Imran, petani kopi dari Desa Bale Redelong, Kabupaten Bener Meriah, Aceh, mengatakan produksi kopi miliknya merosot drastis dalam beberapa tahun terakhir.

“Sebelum 2016 produksi bisa sampai 70 sampai 80 ton per tahun, sekarang tinggal 30 sampai 40 ton,” kata Imran dalam diskusi Dari Ladang ke Cangkir: Peluang Kopi Spesialti di Tengah Perubahan Iklim, Rabu (14/5/2025).

Menurutnya, pemanasan global telah mempercepat penyebaran hama penggerek buah, yang menyebabkan penurunan kualitas biji kopi, kerusakan batang, hingga kematian tanaman.

“Pemanasan global itu pengaruhnya penyakit penggerek buah itu cepat. Sangat rentan ya, itu masalah yang kami hadapi sebagai petani di Gayo,” ujar Imran.

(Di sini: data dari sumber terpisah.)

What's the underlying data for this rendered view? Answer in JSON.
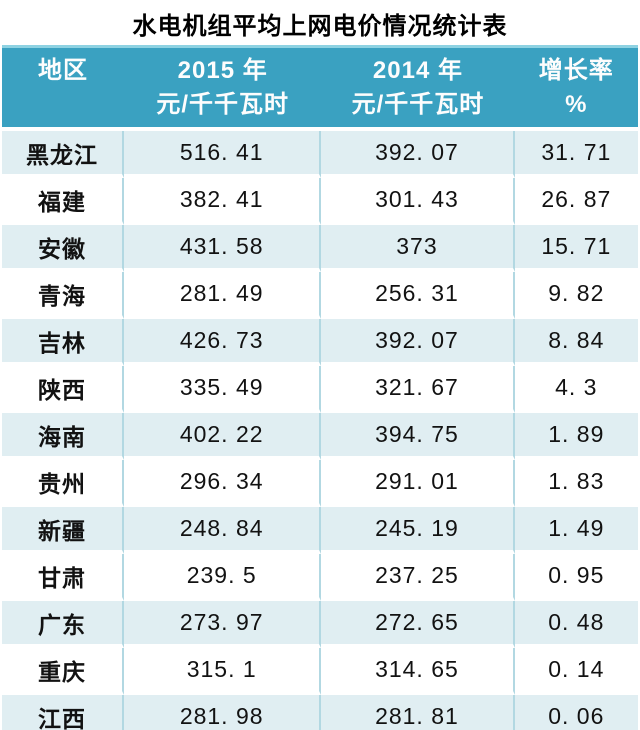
{
  "title": "水电机组平均上网电价情况统计表",
  "table": {
    "columns": [
      {
        "line1": "地区",
        "line2": ""
      },
      {
        "line1": "2015 年",
        "line2": "元/千千瓦时"
      },
      {
        "line1": "2014 年",
        "line2": "元/千千瓦时"
      },
      {
        "line1": "增长率",
        "line2": "%"
      }
    ],
    "rows": [
      {
        "cells": [
          "黑龙江",
          "516. 41",
          "392. 07",
          "31. 71"
        ]
      },
      {
        "cells": [
          "福建",
          "382. 41",
          "301. 43",
          "26. 87"
        ]
      },
      {
        "cells": [
          "安徽",
          "431. 58",
          "373",
          "15. 71"
        ]
      },
      {
        "cells": [
          "青海",
          "281. 49",
          "256. 31",
          "9. 82"
        ]
      },
      {
        "cells": [
          "吉林",
          "426. 73",
          "392. 07",
          "8. 84"
        ]
      },
      {
        "cells": [
          "陕西",
          "335. 49",
          "321. 67",
          "4. 3"
        ]
      },
      {
        "cells": [
          "海南",
          "402. 22",
          "394. 75",
          "1. 89"
        ]
      },
      {
        "cells": [
          "贵州",
          "296. 34",
          "291. 01",
          "1. 83"
        ]
      },
      {
        "cells": [
          "新疆",
          "248. 84",
          "245. 19",
          "1. 49"
        ]
      },
      {
        "cells": [
          "甘肃",
          "239. 5",
          "237. 25",
          "0. 95"
        ]
      },
      {
        "cells": [
          "广东",
          "273. 97",
          "272. 65",
          "0. 48"
        ]
      },
      {
        "cells": [
          "重庆",
          "315. 1",
          "314. 65",
          "0. 14"
        ]
      },
      {
        "cells": [
          "江西",
          "281. 98",
          "281. 81",
          "0. 06"
        ]
      }
    ]
  },
  "chart_data": {
    "type": "table",
    "title": "水电机组平均上网电价情况统计表",
    "columns": [
      "地区",
      "2015年 元/千千瓦时",
      "2014年 元/千千瓦时",
      "增长率 %"
    ],
    "rows": [
      [
        "黑龙江",
        516.41,
        392.07,
        31.71
      ],
      [
        "福建",
        382.41,
        301.43,
        26.87
      ],
      [
        "安徽",
        431.58,
        373,
        15.71
      ],
      [
        "青海",
        281.49,
        256.31,
        9.82
      ],
      [
        "吉林",
        426.73,
        392.07,
        8.84
      ],
      [
        "陕西",
        335.49,
        321.67,
        4.3
      ],
      [
        "海南",
        402.22,
        394.75,
        1.89
      ],
      [
        "贵州",
        296.34,
        291.01,
        1.83
      ],
      [
        "新疆",
        248.84,
        245.19,
        1.49
      ],
      [
        "甘肃",
        239.5,
        237.25,
        0.95
      ],
      [
        "广东",
        273.97,
        272.65,
        0.48
      ],
      [
        "重庆",
        315.1,
        314.65,
        0.14
      ],
      [
        "江西",
        281.98,
        281.81,
        0.06
      ]
    ]
  },
  "colors": {
    "header_bg": "#3AA1C1",
    "header_top_edge": "#8ED2E2",
    "header_text": "#FDFDFD",
    "row_alt_bg": "#E0EEF2",
    "row_bg": "#FFFFFF",
    "grid_line": "#B2D8E2",
    "title_text": "#000000",
    "body_text": "#121212"
  }
}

Kopi Gayo, yang ditanam di ketinggian 1.200 hingga 1.300 meter di atas permukaan laut, selama ini dikenal karena cita rasa dan aromanya yang khas. Namun, perubahan iklim membuat kondisi tanam menjadi tidak stabil. Imran menegaskan pentingnya pelatihan untuk petani dalam memahami varietas yang sesuai dan menerapkan pertanian adaptif terhadap iklim.

Data Intergovernmental Panel on Climate Change (IPCC) menyebutkan bahwa hingga 2050, sekitar 50 persen wilayah produksi kopi dunia terancam hilang. Khusus untuk Arabika, jenis utama kopi spesialti, diprediksi 80 persen produksinya akan terdampak akibat krisis iklim.

Indonesia, menurut World Resources Institute (WRI) Indonesia, memiliki keunggulan komparatif dengan banyak varietas kopi spesialti seperti Gayo, Ijen Raung, dan Arabika Wamena. Namun, ancaman iklim membuat perlunya adaptasi segera.

Merespons kondisi tersebut, WRI bersama HSBC meluncurkan proyek pendampingan petani kopi Gayo melalui pendekatan pertanian berkelanjutan. Direktur Program Pangan, Lahan, dan Air WRI Indonesia, Tomi Haryadi, menjelaskan bahwa program ini akan berlangsung pada 2025–2027 dan menargetkan intervensi di 1.200 hektare hutan desa.

“Dengan pendekatan good agricultural practices, kami ingin membantu petani meningkatkan kesejahteraan sambil tetap menjaga kelestarian hutan,” ujarnya.

Proyek ini tidak hanya fokus pada produktivitas, tetapi juga mitigasi iklim. Dengan praktik agroforestri, proyek ini ditargetkan mampu menyerap emisi gas rumah kaca hingga 50 ton per hektare.

Tomi menambahkan, pelibatan kelompok perempuan dan pemuda dalam rantai pasok kopi berkelanjutan menjadi prioritas, baik dalam pengolahan maupun akses pasar. Proyek ini juga diharapkan dapat meningkatkan hasil panen menjadi 1,2 hingga 2 juta ton per hektare.

“Dengan pendekatan ini, kami berharap pasar dapat memberikan manfaat yang lebih besar bagi komunitas petani, sekaligus mendukung konservasi hutan dan pengurangan emisi,” kata Tomi.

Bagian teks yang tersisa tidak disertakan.